Another option for in-orbit work is to use a monopropellant of most likely just plain hydrazine running across a heated iridium/alumina catalyst (used IOTL in many space probes and landers on other planets); no oxidizer required. Hydrazine monopropellant has a lower specific impulse than bipropellant hypergolics, but is simpler.

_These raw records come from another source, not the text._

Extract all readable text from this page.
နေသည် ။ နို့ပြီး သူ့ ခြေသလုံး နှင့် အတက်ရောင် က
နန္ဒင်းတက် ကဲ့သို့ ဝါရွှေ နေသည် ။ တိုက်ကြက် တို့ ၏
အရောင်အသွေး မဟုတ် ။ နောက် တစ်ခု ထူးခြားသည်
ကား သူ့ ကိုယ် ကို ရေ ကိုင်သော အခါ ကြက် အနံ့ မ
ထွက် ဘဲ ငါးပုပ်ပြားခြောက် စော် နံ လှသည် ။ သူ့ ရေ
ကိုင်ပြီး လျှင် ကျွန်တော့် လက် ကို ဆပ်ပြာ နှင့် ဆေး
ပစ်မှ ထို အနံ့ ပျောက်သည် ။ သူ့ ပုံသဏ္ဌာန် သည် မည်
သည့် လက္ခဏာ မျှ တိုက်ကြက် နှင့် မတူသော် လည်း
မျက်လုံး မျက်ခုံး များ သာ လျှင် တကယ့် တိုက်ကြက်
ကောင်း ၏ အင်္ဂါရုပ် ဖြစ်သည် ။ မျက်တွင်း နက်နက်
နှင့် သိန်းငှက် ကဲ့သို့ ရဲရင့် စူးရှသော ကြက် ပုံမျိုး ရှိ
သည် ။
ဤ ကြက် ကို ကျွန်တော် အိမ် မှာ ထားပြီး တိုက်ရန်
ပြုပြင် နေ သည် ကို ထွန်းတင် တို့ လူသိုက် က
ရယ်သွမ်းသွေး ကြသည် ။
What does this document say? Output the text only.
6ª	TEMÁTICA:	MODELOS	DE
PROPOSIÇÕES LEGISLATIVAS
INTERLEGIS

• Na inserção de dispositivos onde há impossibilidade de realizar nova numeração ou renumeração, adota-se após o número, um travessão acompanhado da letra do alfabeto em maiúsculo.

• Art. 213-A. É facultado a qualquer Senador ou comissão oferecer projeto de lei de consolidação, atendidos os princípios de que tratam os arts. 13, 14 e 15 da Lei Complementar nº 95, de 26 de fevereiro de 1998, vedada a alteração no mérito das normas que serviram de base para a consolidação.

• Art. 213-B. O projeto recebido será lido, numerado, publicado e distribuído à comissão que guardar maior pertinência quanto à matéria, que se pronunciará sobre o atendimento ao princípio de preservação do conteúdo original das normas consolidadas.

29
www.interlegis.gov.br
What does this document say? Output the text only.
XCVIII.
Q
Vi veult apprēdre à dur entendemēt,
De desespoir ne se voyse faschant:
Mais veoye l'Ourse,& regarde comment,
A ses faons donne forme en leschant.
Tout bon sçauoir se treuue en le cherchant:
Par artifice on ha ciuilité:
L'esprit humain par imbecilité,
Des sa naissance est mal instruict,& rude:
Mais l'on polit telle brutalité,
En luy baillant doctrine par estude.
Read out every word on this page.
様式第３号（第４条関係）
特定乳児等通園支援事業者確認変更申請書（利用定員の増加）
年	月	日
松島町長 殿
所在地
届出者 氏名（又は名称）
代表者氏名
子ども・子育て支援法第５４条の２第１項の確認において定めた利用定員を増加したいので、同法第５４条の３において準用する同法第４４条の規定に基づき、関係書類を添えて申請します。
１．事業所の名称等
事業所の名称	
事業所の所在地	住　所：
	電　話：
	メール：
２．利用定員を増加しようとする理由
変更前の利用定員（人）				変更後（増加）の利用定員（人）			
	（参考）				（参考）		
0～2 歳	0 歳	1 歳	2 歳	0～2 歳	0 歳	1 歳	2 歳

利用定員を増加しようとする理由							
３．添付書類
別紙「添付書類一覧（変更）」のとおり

Another monopropellant option is a blend of nitrous oxide and a lighter hydrocarbon, which is initially run through a heated catalyst causing the nitrous oxide to decompose into nitrogen and oxygen gas (modern-day work is being done on ethane/ethene/ethyne mixed with N2O); which can have a potentially much higher specific impulse than hydrazine monopropellant; though the specific impulse still would most likely be less than the bipropellant hypergolics; I personally wouldn't recommend a mixed monopropellant due to the inherent dangers of oxidizer and propellant being in the same mixture.
Sorry for my long word-spewing rant; I hope that it wasn't too onerous. (My god, that was a lot longer than I expected it to be)
SOmeone's been reading Ignition. I agree whole heartedly on this by the way, having read the book.
Is he going for a water or landing on the ground?